Installing a Trailer Hitch

By Brian Duley

The purpose of this page is to give the reader an ideas about installing a trailer hitch on a 1990-1996 Nissan 300ZX. I welded my hitch so I could remove the receiver when not in use and you could not tell that the car has a trailer hitch. I use mine to tow a 3 seater 94 SeaDoo personal watercraft or a bike rack that will hold 3 to 4 mountain bikes.

You can still see the liscense plate from the rear. The plate is slightly tilted up.

Rear view with receiver in

Plate up

Plate up with receiver in

With the plate up you can see the receiver. I also have a lock for the receiver to prevent the theaft of an unatted trailer or bick rack. The soldering iron was used to cut the hole in the rear bumper cover.

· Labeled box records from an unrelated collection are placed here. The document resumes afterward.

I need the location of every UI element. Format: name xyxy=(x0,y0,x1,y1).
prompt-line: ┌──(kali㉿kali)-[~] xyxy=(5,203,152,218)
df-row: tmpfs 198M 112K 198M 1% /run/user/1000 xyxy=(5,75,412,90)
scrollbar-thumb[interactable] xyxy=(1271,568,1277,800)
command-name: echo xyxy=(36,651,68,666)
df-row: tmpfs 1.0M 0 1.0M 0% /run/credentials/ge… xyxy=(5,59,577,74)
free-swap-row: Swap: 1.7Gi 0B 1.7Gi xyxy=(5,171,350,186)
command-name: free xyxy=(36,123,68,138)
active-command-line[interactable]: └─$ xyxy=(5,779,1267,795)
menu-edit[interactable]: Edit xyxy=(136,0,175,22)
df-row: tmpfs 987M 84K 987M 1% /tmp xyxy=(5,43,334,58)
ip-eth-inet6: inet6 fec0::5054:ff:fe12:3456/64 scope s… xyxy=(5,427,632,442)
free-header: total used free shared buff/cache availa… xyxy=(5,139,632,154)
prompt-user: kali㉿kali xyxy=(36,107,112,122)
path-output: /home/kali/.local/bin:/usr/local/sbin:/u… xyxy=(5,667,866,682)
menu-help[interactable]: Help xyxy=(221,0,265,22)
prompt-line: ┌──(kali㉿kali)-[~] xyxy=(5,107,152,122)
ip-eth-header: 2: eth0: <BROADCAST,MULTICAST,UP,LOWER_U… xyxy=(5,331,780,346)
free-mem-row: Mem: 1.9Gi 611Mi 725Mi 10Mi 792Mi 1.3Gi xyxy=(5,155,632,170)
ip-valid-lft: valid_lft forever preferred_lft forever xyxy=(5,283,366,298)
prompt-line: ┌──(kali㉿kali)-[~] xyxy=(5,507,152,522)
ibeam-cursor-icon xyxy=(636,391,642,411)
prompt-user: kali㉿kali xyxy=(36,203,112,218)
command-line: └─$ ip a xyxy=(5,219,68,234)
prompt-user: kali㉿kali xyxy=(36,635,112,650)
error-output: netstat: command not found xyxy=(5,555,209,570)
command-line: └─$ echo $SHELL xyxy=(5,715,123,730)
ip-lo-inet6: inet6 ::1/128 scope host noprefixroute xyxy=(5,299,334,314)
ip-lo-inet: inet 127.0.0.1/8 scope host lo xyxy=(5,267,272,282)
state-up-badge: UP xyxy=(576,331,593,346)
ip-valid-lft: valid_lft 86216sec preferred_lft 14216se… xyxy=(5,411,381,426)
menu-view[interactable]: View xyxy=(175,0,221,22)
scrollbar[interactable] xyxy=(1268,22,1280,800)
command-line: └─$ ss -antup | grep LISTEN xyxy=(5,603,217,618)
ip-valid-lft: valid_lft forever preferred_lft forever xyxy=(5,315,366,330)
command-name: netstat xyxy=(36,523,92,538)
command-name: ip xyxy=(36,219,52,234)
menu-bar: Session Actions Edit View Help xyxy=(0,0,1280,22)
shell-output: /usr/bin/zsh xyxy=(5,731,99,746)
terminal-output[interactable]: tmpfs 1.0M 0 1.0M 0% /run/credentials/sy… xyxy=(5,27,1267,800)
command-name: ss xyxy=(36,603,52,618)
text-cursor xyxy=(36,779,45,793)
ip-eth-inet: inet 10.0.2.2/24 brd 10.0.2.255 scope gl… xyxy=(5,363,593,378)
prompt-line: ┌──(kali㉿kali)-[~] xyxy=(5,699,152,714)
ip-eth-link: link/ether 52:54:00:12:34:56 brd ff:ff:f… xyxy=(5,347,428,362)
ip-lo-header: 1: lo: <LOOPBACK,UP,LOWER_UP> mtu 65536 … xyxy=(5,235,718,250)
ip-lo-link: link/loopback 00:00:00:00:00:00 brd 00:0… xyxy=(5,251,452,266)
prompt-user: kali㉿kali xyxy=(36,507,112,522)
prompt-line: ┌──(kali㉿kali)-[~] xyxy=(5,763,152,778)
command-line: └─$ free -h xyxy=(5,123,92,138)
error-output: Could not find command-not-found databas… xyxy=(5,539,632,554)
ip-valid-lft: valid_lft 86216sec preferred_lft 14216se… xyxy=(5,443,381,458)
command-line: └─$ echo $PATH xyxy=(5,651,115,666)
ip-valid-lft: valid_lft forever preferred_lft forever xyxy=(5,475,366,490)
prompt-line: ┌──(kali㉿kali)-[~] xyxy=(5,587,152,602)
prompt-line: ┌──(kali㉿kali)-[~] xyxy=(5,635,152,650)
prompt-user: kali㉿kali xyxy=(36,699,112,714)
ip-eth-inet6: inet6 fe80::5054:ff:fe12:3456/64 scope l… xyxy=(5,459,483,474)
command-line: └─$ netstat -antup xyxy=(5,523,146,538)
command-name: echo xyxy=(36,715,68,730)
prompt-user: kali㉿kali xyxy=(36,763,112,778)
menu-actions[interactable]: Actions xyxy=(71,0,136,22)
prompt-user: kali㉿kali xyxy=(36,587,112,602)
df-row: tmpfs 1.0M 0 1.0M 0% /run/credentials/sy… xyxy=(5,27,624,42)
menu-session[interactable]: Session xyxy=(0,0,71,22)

Hinges, Receiver, and Lock

The hitch bolts directly the holes for the tow hooks. You can also see the wires for the trailer lights. There is a light adaptor that converts a seperate brake and turn signal system into a single bulb system that is on most trailers. The exhaust has to be unbolted to install the hitch on the car.

Hitch bolted to frame

Here is a drawing of the hitch with some aproximate length

Computer aided designed hitch

Here is the final result. I am headig out to Lake Austin for a day of watersports on my 94 SeaDoo GTX.

As far as towing, my car works well and has plenty of power (400+ hp) and breaking ability. I believe the owner's manual recommends 1000 lbs. max trailer weight and 10% tongue weight (100 lbs. max). My SeaDoo is about 600 lbs. and the trailer is about 200 lbs. As long as you are within these limits you should have no problem.